How Is AI Optimizing Food Supply Chain?

Introduction

 

The fresh food industry has enjoyed a stable environment all these years but is now facing a dynamic competitive environment due to changes in buying preferences of customers, challenges with transport, product handling and processing and increased costs which put pressure on the already notoriously thin margins. This is where Artificial Intelligence (AI) comes to the rescue. Food supply chains face increased consumer demands for food quality and sustainability.

 

Before delving deeper into how artificial intelligence optimizes the food supply chain, let’s first understand the terms supply chain and AI.

 

What Is Supply Chain?

 

Supply chain refers to a network comprising of individuals, technologies, resources, activities, and organizations which are involved from the creation until the sale of a product. It includes the delivery of source materials from the supplier to the manufacturer until the eventual delivery to the end user.
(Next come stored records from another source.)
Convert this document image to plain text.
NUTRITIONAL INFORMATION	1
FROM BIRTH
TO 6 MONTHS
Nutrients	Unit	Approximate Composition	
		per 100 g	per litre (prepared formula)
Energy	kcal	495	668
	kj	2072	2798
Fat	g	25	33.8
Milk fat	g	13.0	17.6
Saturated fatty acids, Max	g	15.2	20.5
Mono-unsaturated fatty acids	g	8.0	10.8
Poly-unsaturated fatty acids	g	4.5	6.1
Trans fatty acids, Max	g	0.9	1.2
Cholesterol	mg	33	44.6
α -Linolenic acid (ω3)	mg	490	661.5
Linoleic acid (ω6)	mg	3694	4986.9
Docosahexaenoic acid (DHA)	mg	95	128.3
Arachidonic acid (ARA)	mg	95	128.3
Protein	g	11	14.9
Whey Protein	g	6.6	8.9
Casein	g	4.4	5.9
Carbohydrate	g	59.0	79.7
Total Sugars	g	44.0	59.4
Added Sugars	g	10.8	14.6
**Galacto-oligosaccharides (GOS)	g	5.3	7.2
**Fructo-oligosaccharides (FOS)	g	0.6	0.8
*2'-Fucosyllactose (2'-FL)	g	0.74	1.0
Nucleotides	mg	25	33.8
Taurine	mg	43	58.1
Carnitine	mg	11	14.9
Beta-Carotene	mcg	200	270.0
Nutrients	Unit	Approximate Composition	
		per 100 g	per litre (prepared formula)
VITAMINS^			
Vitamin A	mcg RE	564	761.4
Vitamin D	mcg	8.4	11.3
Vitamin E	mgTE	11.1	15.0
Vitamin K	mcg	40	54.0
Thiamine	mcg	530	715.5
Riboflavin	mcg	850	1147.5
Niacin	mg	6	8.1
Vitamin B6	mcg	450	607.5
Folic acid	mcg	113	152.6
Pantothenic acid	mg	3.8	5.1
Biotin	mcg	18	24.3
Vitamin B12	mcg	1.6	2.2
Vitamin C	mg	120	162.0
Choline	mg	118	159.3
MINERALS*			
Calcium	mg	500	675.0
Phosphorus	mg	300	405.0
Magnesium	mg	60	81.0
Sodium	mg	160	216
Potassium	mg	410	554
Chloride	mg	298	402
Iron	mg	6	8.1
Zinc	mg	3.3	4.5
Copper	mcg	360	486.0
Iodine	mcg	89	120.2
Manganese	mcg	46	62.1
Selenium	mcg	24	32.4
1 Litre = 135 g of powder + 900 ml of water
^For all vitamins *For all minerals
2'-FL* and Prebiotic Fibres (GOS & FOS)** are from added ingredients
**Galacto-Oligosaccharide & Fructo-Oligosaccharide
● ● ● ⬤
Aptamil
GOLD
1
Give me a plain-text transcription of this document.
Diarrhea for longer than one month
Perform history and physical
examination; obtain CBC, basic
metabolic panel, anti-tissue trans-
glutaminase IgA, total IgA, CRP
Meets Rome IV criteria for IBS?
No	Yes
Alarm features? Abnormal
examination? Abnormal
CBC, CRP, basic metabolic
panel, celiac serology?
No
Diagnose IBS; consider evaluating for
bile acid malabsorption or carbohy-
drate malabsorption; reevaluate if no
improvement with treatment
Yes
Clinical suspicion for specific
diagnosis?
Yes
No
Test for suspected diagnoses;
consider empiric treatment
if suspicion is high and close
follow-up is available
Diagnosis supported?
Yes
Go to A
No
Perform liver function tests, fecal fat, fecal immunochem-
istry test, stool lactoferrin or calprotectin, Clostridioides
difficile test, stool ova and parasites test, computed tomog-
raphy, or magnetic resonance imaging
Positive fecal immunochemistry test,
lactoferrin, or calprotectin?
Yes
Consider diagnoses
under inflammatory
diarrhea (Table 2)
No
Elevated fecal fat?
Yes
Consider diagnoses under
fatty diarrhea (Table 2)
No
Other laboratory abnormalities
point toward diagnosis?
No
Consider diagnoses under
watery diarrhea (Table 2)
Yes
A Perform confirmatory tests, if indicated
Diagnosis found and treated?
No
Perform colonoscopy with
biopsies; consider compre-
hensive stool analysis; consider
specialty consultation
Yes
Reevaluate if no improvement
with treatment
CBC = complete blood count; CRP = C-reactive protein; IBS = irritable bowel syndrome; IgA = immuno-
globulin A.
Supply chain management refers to the integration and coordination of the three main flows of the supply chain which are the information flow, product flow, and finances flow.

 

Understanding the concept of Artificial Intelligence (AI)

 

Artificial Intelligence is that area of computer science which deals with the creation of intelligent machines which think, react, and work like humans. It refers to the simulation of human intelligence processes using computer systems. These processes include learning, reasoning, and self-correction. AI is utilized across various industries such as manufacturing, healthcare, law, finance, education, and business.

 

Role of AI in optimizing the food supply chain

 

 

1. Machine learning for supply chain planning

 

 

Machine learning is an application of AI based on the fact that machines must be given access to data thereby making them learn by themselves. Supply chain planning is a crucial activity in supply chain management. In today’s business scenario, intelligent work tools are a must as they help build concrete plans.

 

Machine learning supports the supply chain in the following ways:

 

  • Forecasting demand, supply, and inventory.
  • SCM professionals can provide scenarios based on intelligent algorithms.
  • Optimizing delivery of goods.
  • Balancing supply and demand.
  • Setting action goals for measuring parameters of success.

2. Warehouse management

 

The success of supply chain planning depends a great deal on proper warehouse and inventory-based management. Flaws in supply can prove to be a disaster for any consumer-based retailer or company. A forecasting engine with artificial intelligence reviews the various combinations of algorithms and data streams for having the most predictive power for the various forecasting hierarchies. AI offers an endless loop of forecasting with a constantly self-improving output.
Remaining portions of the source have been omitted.